Fundamental downstream shaping problem with multi-wan



  • It kind of surprises me that this hasn't been brought up before, but isn't downstream traffic shaping (in it's current implementation) basically useless in multi-wan scenarios?  The downstream shaper is created as an upstream queue on your LAN interface, but you'll very rarely hit that shaping limit.  You can saturate one or more downstream queues on your WAN interfaces, but unless all WAN interfaces are fully saturated in the downstream direction, the shaping on the LAN's upstream channel never has the opportunity to kick in.

    Surely the mighty BSD has a work-around for this?



  • Give a shot at limiters to limit specific congested traffic and use the queues for prioritizing protocols/patterns of protocol.



  • Limiters appear, at least in the GUI, as applying dynamic queues to multiple source or destination IP's.  They don't appear to be able to define a limit on an interface as a whole, unless I'm missing something?



  • Just choose a mask of none and it will apply that limit to all the traffic passing though it.



  • @mastermindpro:

    It kind of surprises me that this hasn't been brought up before, but isn't downstream traffic shaping (in it's current implementation) basically useless in multi-wan scenarios?  The downstream shaper is created as an upstream queue on your LAN interface, but you'll very rarely hit that shaping limit.  You can saturate one or more downstream queues on your WAN interfaces, but unless all WAN interfaces are fully saturated in the downstream direction, the shaping on the LAN's upstream channel never has the opportunity to kick in.

    Indeed.
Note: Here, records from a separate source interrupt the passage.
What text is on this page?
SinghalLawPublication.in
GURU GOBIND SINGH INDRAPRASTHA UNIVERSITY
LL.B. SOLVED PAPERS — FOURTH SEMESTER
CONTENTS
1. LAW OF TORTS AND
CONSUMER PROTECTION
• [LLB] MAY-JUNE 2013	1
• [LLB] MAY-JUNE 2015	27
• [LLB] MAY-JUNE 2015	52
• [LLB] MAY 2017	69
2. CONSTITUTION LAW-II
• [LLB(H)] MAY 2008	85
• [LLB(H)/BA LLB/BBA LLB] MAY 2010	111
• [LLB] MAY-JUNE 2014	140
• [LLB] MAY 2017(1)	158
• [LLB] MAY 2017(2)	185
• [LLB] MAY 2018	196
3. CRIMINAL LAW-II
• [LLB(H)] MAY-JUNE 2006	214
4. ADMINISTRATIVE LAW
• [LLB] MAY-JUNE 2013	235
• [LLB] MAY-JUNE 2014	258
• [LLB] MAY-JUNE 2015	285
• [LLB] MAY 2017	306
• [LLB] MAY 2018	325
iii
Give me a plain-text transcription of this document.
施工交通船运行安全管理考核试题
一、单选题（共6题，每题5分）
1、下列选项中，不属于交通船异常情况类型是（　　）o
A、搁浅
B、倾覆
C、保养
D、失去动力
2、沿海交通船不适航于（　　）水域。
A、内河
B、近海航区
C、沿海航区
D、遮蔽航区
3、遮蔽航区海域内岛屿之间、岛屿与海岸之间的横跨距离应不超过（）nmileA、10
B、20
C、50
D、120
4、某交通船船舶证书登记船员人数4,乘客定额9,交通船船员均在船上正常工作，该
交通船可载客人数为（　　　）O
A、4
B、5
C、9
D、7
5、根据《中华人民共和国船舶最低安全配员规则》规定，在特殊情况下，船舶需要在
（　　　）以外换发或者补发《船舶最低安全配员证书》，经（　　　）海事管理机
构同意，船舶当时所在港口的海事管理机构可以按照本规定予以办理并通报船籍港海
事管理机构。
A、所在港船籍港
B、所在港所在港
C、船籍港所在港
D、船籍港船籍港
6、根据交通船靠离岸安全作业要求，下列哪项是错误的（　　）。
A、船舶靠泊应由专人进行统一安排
The shaper needs to know the bandwidth of each downlink, individually. As every shaping decision is based on these, without these it cannot work.

    @mastermindpro:

    Surely the mighty BSD has a work-around for this?

    A single LAN - single WAN pfsense box for every link would help. I don't know if it can be considered a work-around.



  • @ermal:

    Just choose a mask of none and it will apply that limit to all the traffic passing though it.

    How, then, do I apply that queue to an interface…specifically the downstream channel?



  • I have another question about multi-WAN together with shaping. We have two asymmetrical WAN links with different up/down bandwidths. The providers use inbound policing on the traffic, so I would like to shape outbound on each WAN link to the respective upstream bandwidth, so we won't hit the policers of the carriers. Now, in my understanding of the pfsense shaper, traffic has to be assigned to limiters via the rule base. However, rule base as far as I know only looks at inbound traffic (i.e. decide whether to permit traffic XY to enter via that specific interface). In our case, the traffic to shape comes in via LAN, however at that point, I don't know yet which outbound gateway the traffic will be routed to, so where would i create an outbound rule per WAN link that selects the proper limiter?